There are other terms or conditions which apply in more complex transactions, some of which are:

* Representation – A representation can be any form of advice, recommendation, information, assistance or service given by the seller in relation to the goods.Most often the seller may have a condition of sale that whatever the seller may have said or done in relation to the goods can not be relied on and the buyer should rely on there inquiries before purchasing goods. Whether or not the seller can rely on such a condition will depend on the circumances surrounding the representation.

* Sale by description and conformity with description – Particularly for sale of goods in bulk or large quantity, the buyer examines the sample first before placing orders. Sale by description occurs where the goods may not be in existence. It is an demanded condition of sale that the goods will confirm with the description.

* Conditions or Warranty – A condition is a provision in the contract, breach of which will allow the buyer to bring the contract to an end and reject the goods. If the provision is a warranty, then the buyer can only sue for damages. Predominantly, goods of technical nature, such as household equipment and computers, come with the manufacturers' warranty as to defect. Whether a provision in the contract is a condition or warranty will depend on the construction of the contract.

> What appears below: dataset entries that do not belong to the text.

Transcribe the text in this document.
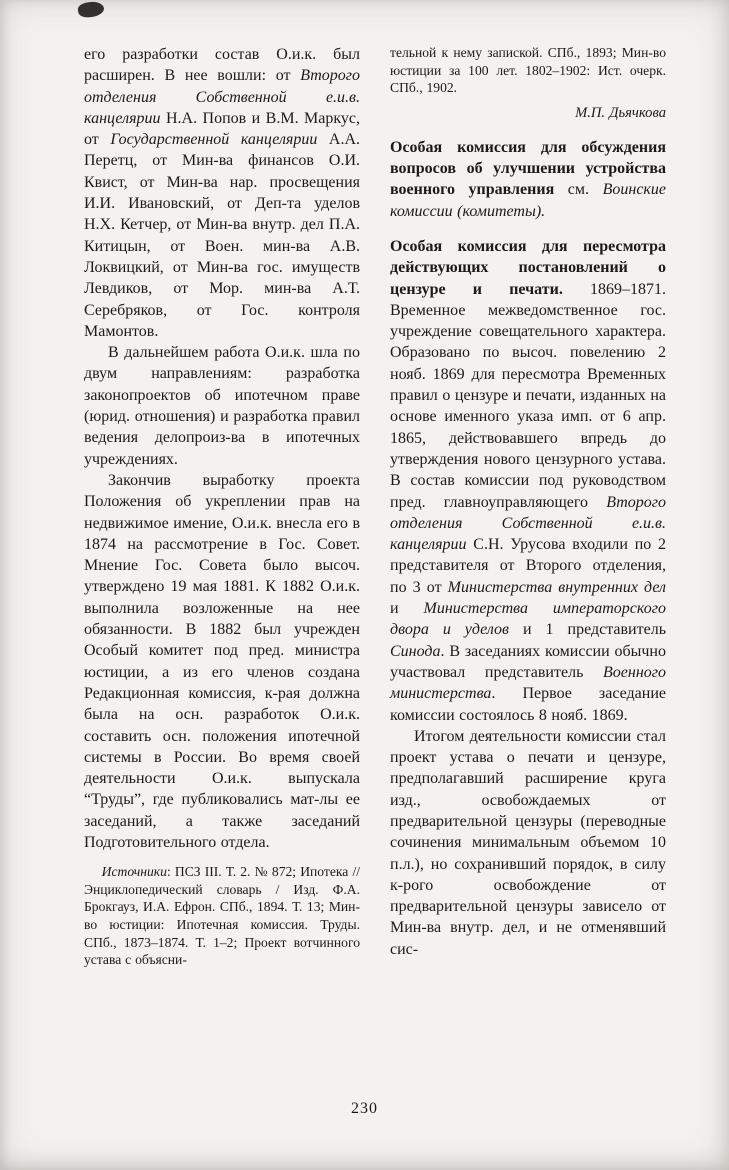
его разработки состав О.и.к. был расширен. В нее вошли: от Второго отделения Собственной е.и.в. канцелярии Н.А. Попов и В.М. Маркус, от Государственной канцелярии А.А. Перетц, от Мин-ва финансов О.И. Квист, от Мин-ва нар. просвещения И.И. Ивановский, от Деп-та уделов Н.Х. Кетчер, от Мин-ва внутр. дел П.А. Китицын, от Воен. мин-ва А.В. Локвицкий, от Мин-ва гос. имуществ Левдиков, от Мор. мин-ва А.Т. Серебряков, от Гос. контроля Мамонтов.

В дальнейшем работа О.и.к. шла по двум направлениям: разработка законопроектов об ипотечном праве (юрид. отношения) и разработка правил ведения делопроиз-ва в ипотечных учреждениях.

Закончив выработку проекта Положения об укреплении прав на недвижимое имение, О.и.к. внесла его в 1874 на рассмотрение в Гос. Совет. Мнение Гос. Совета было высоч. утверждено 19 мая 1881. К 1882 О.и.к. выполнила возложенные на нее обязанности. В 1882 был учрежден Особый комитет под пред. министра юстиции, а из его членов создана Редакционная комиссия, к-рая должна была на осн. разработок О.и.к. составить осн. положения ипотечной системы в России. Во время своей деятельности О.и.к. выпускала “Труды”, где публиковались мат-лы ее заседаний, а также заседаний Подготовительного отдела.

Источники: ПСЗ III. Т. 2. № 872; Ипотека // Энциклопедический словарь / Изд. Ф.А. Брокгауз, И.А. Ефрон. СПб., 1894. Т. 13; Мин-во юстиции: Ипотечная комиссия. Труды. СПб., 1873–1874. Т. 1–2; Проект вотчинного устава с объясни-

тельной к нему запиской. СПб., 1893; Мин-во юстиции за 100 лет. 1802–1902: Ист. очерк. СПб., 1902.

М.П. Дьячкова

Особая комиссия для обсуждения вопросов об улучшении устройства военного управления см. Воинские комиссии (комитеты).

Особая комиссия для пересмотра действующих постановлений о цензуре и печати. 1869–1871. Временное межведомственное гос. учреждение совещательного характера. Образовано по высоч. повелению 2 нояб. 1869 для пересмотра Временных правил о цензуре и печати, изданных на основе именного указа имп. от 6 апр. 1865, действовавшего впредь до утверждения нового цензурного устава. В состав комиссии под руководством пред. главноуправляющего Второго отделения Собственной е.и.в. канцелярии С.Н. Урусова входили по 2 представителя от Второго отделения, по 3 от Министерства внутренних дел и Министерства императорского двора и уделов и 1 представитель Синода. В заседаниях комиссии обычно участвовал представитель Военного министерства. Первое заседание комиссии состоялось 8 нояб. 1869.

Итогом деятельности комиссии стал проект устава о печати и цензуре, предполагавший расширение круга изд., освобождаемых от предварительной цензуры (переводные сочинения минимальным объемом 10 п.л.), но сохранивший порядок, в силу к-рого освобождение от предварительной цензуры зависело от Мин-ва внутр. дел, и не отменявший сис-

230
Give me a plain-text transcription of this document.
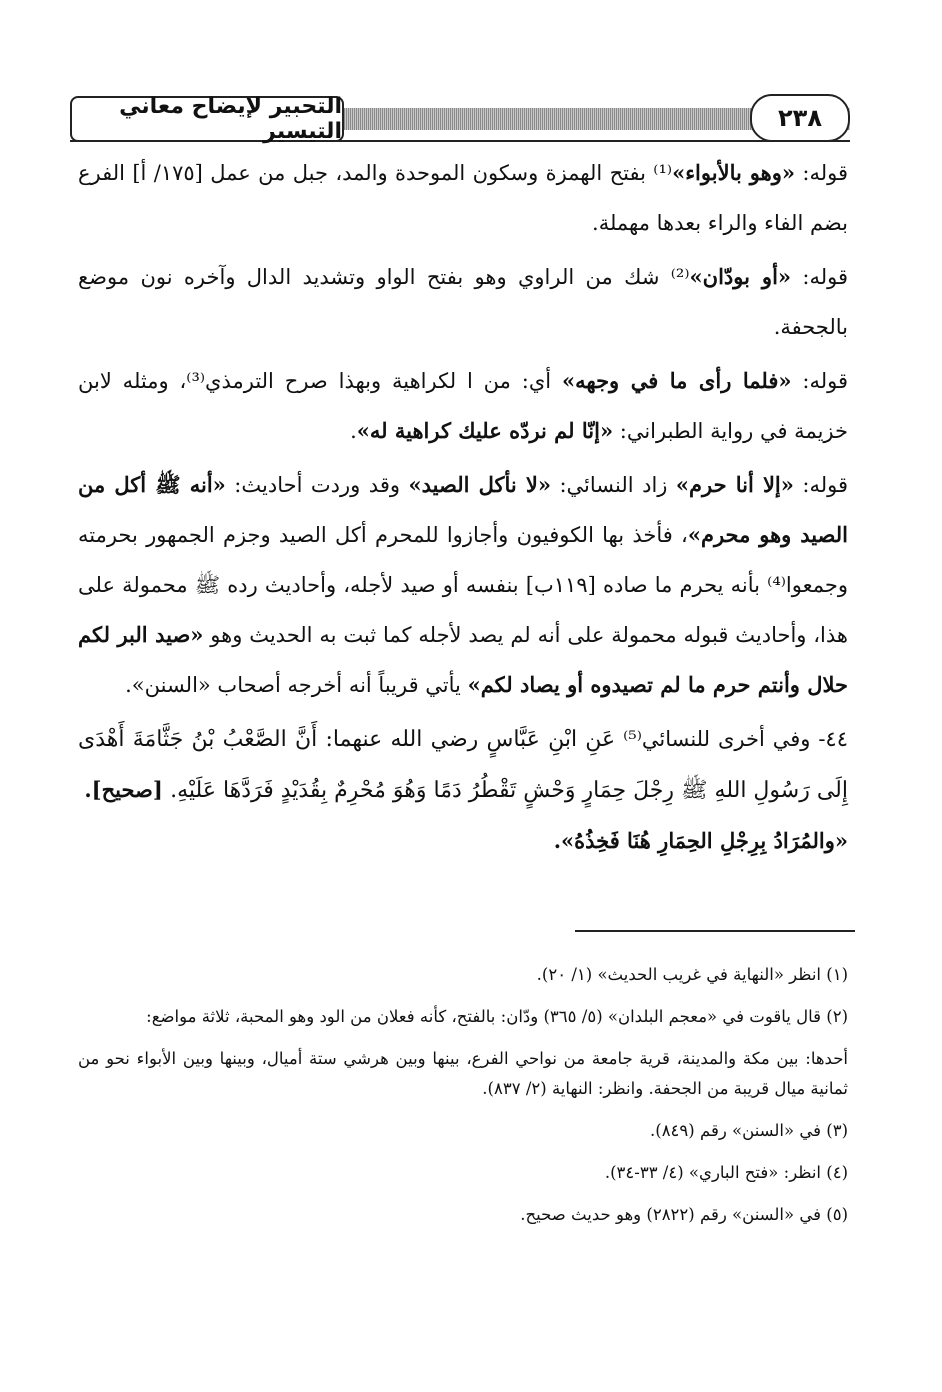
٢٣٨
التحبير لإيضاح معاني التيسير

قوله: «وهو بالأبواء»⁽¹⁾ بفتح الهمزة وسكون الموحدة والمد، جبل من عمل [١٧٥/ أ] الفرع بضم الفاء والراء بعدها مهملة.

قوله: «أو بودّان»⁽²⁾ شك من الراوي وهو بفتح الواو وتشديد الدال وآخره نون موضع بالجحفة.

قوله: «فلما رأى ما في وجهه» أي: من ا لكراهية وبهذا صرح الترمذي⁽³⁾، ومثله لابن خزيمة في رواية الطبراني: «إنّا لم نردّه عليك كراهية له».

قوله: «إلا أنا حرم» زاد النسائي: «لا نأكل الصيد» وقد وردت أحاديث: «أنه ﷺ أكل من الصيد وهو محرم»، فأخذ بها الكوفيون وأجازوا للمحرم أكل الصيد وجزم الجمهور بحرمته وجمعوا⁽⁴⁾ بأنه يحرم ما صاده [١١٩ب] بنفسه أو صيد لأجله، وأحاديث رده ﷺ محمولة على هذا، وأحاديث قبوله محمولة على أنه لم يصد لأجله كما ثبت به الحديث وهو «صيد البر لكم حلال وأنتم حرم ما لم تصيدوه أو يصاد لكم» يأتي قريباً أنه أخرجه أصحاب «السنن».

٤٤- وفي أخرى للنسائي⁽⁵⁾ عَنِ ابْنِ عَبَّاسٍ رضي الله عنهما: أَنَّ الصَّعْبُ بْنُ جَثَّامَةَ أَهْدَى إِلَى رَسُولِ اللهِ ﷺ رِجْلَ حِمَارٍ وَحْشٍ تَقْطُرُ دَمًا وَهُوَ مُحْرِمٌ بِقُدَيْدٍ فَرَدَّهَا عَلَيْهِ. [صحيح].
«والمُرَادُ بِرِجْلِ الحِمَارِ هُنَا فَخِذُهُ».

(١) انظر «النهاية في غريب الحديث» (١/ ٢٠).

(٢) قال ياقوت في «معجم البلدان» (٥/ ٣٦٥) ودّان: بالفتح، كأنه فعلان من الود وهو المحبة، ثلاثة مواضع:

أحدها: بين مكة والمدينة، قرية جامعة من نواحي الفرع، بينها وبين هرشي ستة أميال، وبينها وبين الأبواء نحو من ثمانية ميال قريبة من الجحفة. وانظر: النهاية (٢/ ٨٣٧).

(٣) في «السنن» رقم (٨٤٩).

(٤) انظر: «فتح الباري» (٤/ ٣٣-٣٤).

(٥) في «السنن» رقم (٢٨٢٢) وهو حديث صحيح.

* Implied terms – Implied terms are those terms of trade that do not appear in a contract but are claimed by law or industry practice. Some common accepted terms of trade are: that the seller owns the goods being sold or has a right to sell the goods; that the goods being sold are fit for purpose; and that the goods are of merchantable quality.

* Delivery and Installment deliveries – A contract may stipulate when, how and where the goods are to be delivered. Sometimes the seller may have a condition that any delay on its part will not entitle the buyer to sue for damages or cancel the order.

* Acceptance of goods – Upon delivery, the buyer is to have inspected the goods and accepted them. The seller, as a condition of sale, may wish to absolve itself from any liability once the goods are delivered.

* Risk – Risk is any peril associated with the goods such as the risk of loss or risk of damage. It is a normal term of the contract that the risk in goods passes to the buyer upon delivery.

* Retention of title – The seller may wish to retain title in the goods if the buyer fails to make payment for the goods. The title to the goods will not pass to the buyer upon delivery. Upon bankruptcy or liquidation of the buyer, the seller may be able to repossess the goods from the receiver or liquidator and not wait in line with other creditors for payment after disposing of the buyer's assets.

* Stipulation as to time of payment – Whilst most sellers would prefer prepayment or payment upon delivery, in business, credit is sometimes allowed to the buyer to pay for the goods after, say 30 days or 60 days. Some sellers may charge interest on overdue accounts.

There are various federal and state laws governing the provisions of goods and service.A seller may not be able to opt out of its certain statutory obligations.

Sellers should have their existing contracts reviewed or have certain standard terms of trade drafted by the solicitor. Buyers may wish to have such contracts reviewed by their solicitor before executing them.